Why we are consulting
The Scottish Government is seeking views on proposals for reviewing two specific aspects of landlord registration:
- Information that must be included in an application for registration; and
- Application fees.
The private rented sector has grown steadily from 5% in 1999 to 15% in 2016 - an estimated increase of 250,000 households. So it is clear that private landlords play an important role in meeting housing need in Scotland. When choosing a property to rent, tenants may have little information to help them decide whether their prospective landlord is reliable and provides a good standard of accommodation and services. The system of landlord registration should allow the tenant to rely on the judgement of their local authority as to whether a landlord is a fit and proper person to rent property.
Although the presumption is that most landlords aim to let their properties responsibly, the evidence indicates that some landlords apply for registration without being fully aware of their responsibilities as a landlord. For example, property condition is an area where many landlords fail to meet the legal requirements, and about which tenants have most complaints. A minority of landlords also deliberately choose to operate outside the law, by providing poor quality services and accommodation, often to vulnerable people. Some examples of the available evidence relating to poor property condition are included in Annex A.
Landlords who apply for registration are required to make a general declaration that they meet the legal duties for letting houses. However, the evidence suggests that this is not enough to ensure that they do understand and comply with their responsibilities. The consultation therefore includes proposals to ask for additional information about compliance with legal duties relating to letting houses, when a person applies for registration, renews registration and adds a property to an existing registration. The aim is to:
- raise awareness about landlord responsibilities;
- identify where further advice or support may be required;
- provide better information for local authorities to carry out the fit and proper person test; and
- improve confidence that anyone who is approved and entered onto the register is a suitable person to let houses.

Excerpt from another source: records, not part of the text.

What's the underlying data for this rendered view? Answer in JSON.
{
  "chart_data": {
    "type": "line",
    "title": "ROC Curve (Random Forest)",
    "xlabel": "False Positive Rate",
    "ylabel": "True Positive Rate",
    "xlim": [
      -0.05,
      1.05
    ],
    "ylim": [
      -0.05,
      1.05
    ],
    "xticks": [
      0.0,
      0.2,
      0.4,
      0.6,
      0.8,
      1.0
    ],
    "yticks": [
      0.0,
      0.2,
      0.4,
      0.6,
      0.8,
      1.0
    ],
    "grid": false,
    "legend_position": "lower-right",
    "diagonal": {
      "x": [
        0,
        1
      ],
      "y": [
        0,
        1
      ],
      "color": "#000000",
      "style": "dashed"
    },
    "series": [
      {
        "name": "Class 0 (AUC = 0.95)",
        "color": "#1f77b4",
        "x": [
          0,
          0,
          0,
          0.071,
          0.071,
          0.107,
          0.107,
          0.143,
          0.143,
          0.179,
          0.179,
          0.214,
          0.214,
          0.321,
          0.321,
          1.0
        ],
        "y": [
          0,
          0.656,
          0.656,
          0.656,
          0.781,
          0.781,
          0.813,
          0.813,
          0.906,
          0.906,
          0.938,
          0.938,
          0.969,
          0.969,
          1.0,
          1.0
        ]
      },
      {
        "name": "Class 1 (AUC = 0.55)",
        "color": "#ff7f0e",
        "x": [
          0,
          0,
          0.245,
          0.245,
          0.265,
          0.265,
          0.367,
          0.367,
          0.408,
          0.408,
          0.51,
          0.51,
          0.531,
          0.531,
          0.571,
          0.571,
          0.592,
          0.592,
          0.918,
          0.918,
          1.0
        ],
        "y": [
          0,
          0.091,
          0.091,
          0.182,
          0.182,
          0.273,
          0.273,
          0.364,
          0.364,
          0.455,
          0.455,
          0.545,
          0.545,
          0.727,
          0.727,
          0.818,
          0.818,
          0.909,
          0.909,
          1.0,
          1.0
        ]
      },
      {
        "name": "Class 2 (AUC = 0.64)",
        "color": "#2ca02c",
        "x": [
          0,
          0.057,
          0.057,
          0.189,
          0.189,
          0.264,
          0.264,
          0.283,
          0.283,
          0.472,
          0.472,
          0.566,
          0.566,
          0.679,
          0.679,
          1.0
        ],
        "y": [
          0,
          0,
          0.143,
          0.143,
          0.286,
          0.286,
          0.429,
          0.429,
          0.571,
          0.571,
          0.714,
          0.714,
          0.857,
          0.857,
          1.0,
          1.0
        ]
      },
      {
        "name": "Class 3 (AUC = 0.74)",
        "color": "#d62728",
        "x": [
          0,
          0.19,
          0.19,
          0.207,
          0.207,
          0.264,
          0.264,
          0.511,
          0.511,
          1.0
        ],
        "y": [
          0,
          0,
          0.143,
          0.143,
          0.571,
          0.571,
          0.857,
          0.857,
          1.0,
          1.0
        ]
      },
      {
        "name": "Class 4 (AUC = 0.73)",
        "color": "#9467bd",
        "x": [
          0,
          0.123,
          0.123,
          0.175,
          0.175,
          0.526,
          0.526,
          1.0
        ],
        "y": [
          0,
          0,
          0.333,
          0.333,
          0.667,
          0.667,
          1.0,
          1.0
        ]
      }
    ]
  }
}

Other amendments are also proposed, to simplify the application process.
The application fees that are paid when someone applies for registration have not increased since 2006. As the expectations on local authorities to deliver more effective administration of landlord registration increase, it is important that the increased costs to local authorities are taken into account. A review of the current application fee structure will ensure that fees continue to be proportionate and reasonable to the authorisation process undertaken by local authorities, as required by the EU Services Directive, which is implemented by the Provision of Services Regulations 2009. Under the EU Directive, the charges for landlord registration should generally not exceed the costs to local authorities of processing applications. The consultation also provides the opportunity to consider simplifying the complex range of discounts that may apply in specific circumstances and whether fees are appropriate for specific changes in circumstance.